Subchains are not necessarily disjoint.  For example, a node may decide to accept any transaction so long as at least one name involved in a transaction belongs to its namespace.

Is it actually a chain, or is it some other structure like a tree?

→ Lucius Meredith: Because we are using CASPER it has to do with the most weight behind it.  Blocks are not just a list of transactions. They are little programs, which extend out to the affected transactions list. THe programs that have consensus around them, they have the most 'weight' behind the proposal - this is stake weight.  The 'fork choice' rule says that when you take a fork, it's the one that has the most stake behind it.  

We're advertising that we don't have to download the entire chain.  How do we figure out what blocks a node has to download?

  • - How do we know when a node has downloaded enough to start processing transactions?

  • - What information needs to be stored in a block beyond COMM rewrites?  Certainly introducing new contracts; what else?

  • - What is the relationship between the storage layer and the blockchain?  Certainly the blocks have to be stored, but there's also talk of storing stuff on the blockchain and paying rent on it.

Lucius Meredith: When a node comes on line, the node has to decide which contracts it wants to serve.  there is a whole bootstrap piece in play here that isn't being discussed.  A node cherry picks amongst the contracts it wants to serve.  Contracts are published under a specific namespace.  There has to be a discovery namespace and a discovery bootstrap.  Nodes are going to serve those contracts that will make them the most money.  'Which contracts are hot? Those are the ones I want to serve".  Then the node can calculate from those contracts what the namespaces are that it is serving.  Once the node has calculated that, then it can draw down the blockchains associated with those transactions in the associated namespaces.  The node can choose to be validator or not, depending on how much money they could make.  The blockchain is the record of the execution of the program.  We are storing the program bytecode, the program source and the program stored execution (trace). 

Ultimately there is a compilation path from names to keys.  The local storage is the local copy of the block chain.  In Special K it is just storing the local state. Where does the block chain come in?  The relationship between the storage layer and the blockchain depends on the type of contract.  The state of the VM will be stored on the blockchain.  In order to gain access to the VM state, a requestor must have access to the blockchain. For this they need the address (key) to the location on the blockchain.    - There is no need to persist the blockchain once we are caught up?  Start from the latest compaction, load the recent transactions and we are ready to go.  We intend on pruning the blockchain, making it easier for nodes to download a much smaller portion of the blockchain.  You have to go back to 'finality' ( the last confirmed finalized transaction )  at a minimum - this is how close to the present you need to go.
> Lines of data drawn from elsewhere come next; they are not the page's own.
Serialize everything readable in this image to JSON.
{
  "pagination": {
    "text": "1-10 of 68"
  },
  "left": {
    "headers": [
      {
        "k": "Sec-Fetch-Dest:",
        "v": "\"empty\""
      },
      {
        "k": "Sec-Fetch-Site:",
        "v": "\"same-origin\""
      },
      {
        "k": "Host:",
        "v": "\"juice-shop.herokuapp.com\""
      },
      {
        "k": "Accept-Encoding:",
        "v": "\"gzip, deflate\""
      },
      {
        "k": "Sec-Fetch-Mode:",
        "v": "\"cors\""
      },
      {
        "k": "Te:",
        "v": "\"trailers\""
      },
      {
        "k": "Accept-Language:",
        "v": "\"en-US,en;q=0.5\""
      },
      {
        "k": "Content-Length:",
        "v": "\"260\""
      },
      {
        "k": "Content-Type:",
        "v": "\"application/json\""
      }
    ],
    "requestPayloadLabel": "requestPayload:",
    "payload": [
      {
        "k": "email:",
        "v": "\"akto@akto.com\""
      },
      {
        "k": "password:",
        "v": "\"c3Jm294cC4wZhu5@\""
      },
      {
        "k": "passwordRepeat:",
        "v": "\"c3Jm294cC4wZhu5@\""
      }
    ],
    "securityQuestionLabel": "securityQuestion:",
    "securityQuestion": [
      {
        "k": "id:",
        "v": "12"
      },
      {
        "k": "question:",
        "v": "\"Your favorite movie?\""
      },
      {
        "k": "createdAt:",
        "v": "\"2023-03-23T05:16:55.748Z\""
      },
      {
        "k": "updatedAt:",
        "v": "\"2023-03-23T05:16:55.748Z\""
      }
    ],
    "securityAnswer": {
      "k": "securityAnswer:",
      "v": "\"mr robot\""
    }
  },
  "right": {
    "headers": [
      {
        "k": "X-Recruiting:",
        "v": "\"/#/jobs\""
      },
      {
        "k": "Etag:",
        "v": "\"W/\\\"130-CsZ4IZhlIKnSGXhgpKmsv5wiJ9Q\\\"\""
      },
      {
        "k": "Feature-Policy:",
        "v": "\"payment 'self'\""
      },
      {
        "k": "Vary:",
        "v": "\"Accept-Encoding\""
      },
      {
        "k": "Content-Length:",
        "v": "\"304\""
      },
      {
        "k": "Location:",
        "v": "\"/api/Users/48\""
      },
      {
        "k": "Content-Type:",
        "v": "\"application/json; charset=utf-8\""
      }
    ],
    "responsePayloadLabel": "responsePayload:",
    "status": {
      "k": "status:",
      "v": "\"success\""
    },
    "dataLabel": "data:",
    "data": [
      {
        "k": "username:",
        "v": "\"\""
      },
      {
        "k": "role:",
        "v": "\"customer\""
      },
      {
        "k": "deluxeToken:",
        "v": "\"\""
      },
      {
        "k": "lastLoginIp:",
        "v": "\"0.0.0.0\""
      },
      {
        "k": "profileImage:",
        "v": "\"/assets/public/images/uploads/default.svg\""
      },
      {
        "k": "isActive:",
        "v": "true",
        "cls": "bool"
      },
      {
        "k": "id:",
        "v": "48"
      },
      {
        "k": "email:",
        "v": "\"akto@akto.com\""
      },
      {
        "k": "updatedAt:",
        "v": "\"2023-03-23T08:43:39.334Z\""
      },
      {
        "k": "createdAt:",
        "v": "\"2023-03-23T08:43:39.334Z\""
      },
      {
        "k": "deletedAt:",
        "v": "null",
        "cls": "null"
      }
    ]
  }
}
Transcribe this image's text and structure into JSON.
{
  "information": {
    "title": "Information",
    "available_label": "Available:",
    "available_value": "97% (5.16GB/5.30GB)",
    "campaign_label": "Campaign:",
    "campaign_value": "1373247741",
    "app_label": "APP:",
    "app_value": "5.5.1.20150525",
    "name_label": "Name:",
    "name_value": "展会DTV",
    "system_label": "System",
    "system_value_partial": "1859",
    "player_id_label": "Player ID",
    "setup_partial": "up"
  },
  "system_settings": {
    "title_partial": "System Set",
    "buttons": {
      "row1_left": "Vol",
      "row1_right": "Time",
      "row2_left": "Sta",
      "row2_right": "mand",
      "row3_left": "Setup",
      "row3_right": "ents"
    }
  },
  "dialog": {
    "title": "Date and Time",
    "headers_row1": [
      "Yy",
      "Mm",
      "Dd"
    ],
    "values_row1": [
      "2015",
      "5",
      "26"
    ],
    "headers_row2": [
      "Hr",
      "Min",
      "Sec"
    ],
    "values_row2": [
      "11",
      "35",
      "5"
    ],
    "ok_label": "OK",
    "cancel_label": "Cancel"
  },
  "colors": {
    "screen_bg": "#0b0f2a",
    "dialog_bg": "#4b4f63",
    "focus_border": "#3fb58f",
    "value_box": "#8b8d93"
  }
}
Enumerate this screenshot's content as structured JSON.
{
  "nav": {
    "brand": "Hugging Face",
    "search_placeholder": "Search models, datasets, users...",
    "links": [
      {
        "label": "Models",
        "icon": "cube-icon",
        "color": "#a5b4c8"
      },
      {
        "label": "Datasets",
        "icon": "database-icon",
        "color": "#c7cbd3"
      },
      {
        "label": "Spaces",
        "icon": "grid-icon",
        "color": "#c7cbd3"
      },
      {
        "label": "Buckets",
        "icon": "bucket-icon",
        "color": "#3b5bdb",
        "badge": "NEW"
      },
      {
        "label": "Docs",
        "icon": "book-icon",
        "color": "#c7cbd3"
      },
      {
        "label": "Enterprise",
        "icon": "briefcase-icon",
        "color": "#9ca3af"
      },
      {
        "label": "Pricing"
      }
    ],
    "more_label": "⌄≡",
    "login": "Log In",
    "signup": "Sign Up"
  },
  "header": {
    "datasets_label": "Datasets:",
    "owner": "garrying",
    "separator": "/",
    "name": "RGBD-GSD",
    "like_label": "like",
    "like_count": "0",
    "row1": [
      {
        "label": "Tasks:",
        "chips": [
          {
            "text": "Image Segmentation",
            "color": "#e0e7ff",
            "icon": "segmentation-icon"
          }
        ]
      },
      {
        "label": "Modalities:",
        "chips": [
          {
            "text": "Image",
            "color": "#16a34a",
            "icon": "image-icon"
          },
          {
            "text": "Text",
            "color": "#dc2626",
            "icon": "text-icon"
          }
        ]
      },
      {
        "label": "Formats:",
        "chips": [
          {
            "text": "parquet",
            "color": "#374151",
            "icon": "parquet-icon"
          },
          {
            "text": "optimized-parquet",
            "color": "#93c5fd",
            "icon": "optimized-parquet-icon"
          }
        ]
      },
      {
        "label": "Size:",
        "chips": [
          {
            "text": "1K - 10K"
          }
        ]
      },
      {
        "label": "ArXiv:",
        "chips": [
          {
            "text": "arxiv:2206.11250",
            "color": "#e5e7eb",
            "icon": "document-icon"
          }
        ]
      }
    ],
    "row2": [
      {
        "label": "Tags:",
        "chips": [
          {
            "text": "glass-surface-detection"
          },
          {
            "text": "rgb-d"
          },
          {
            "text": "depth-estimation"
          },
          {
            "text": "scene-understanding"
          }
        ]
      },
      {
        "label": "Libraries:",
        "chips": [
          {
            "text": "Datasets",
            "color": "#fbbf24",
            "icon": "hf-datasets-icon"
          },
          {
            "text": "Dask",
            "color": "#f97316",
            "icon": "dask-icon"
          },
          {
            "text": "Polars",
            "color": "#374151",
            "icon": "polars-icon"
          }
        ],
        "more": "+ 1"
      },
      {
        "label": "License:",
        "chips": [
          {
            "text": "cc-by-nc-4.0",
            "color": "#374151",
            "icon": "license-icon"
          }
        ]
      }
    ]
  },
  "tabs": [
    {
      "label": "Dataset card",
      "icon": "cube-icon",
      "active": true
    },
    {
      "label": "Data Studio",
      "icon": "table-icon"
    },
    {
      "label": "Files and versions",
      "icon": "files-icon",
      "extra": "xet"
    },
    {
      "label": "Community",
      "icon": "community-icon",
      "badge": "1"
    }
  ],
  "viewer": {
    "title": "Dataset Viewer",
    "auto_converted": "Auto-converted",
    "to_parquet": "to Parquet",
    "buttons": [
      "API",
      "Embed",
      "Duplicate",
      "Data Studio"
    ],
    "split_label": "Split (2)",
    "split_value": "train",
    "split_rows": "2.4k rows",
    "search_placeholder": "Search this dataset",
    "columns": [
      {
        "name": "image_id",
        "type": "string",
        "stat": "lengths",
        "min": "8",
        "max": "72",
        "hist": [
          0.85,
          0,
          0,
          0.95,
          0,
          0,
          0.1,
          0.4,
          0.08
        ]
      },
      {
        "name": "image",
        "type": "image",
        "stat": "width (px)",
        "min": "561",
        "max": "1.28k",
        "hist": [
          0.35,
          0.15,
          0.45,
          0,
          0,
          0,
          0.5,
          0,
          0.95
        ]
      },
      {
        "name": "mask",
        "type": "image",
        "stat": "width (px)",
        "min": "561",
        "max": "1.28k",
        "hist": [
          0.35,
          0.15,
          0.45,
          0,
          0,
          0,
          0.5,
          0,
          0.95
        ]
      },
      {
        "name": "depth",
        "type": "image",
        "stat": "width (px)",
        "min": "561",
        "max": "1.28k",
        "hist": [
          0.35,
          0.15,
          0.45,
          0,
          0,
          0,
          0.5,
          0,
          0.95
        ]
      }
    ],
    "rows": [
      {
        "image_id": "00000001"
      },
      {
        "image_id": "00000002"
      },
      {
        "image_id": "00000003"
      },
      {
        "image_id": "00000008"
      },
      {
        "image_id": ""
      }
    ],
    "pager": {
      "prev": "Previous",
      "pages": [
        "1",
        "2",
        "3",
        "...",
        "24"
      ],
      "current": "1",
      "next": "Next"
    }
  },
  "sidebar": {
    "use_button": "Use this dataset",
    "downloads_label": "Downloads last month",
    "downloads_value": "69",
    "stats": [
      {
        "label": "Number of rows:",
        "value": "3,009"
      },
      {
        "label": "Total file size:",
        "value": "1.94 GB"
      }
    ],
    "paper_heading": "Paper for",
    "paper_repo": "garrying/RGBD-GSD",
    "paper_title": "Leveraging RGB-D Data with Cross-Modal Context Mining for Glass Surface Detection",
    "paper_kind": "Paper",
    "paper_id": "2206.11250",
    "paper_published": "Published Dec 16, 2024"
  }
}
To store transactions for longer, a contract must be willing to pay rent  - store it encrypted and throw away the key if they don't pay rent.  We can also implement garbage collection / scavenging.  If a specific namespace remains untouched for a long time, we can move those transactions off, because no one is willing to maintain the data or pay rent to keep it, it goes away.

We will likely need to write system contracts for this and put them out there as prototypes.  Rent doesn't need to be worked out for Mercury, but pretty soon after.

Node operators can decide which contracts they want to hold on to.  

If we don't have rent defined by the Mercury timeframe, we will need to inform folks that their contracts could be erased once Rent is introduced.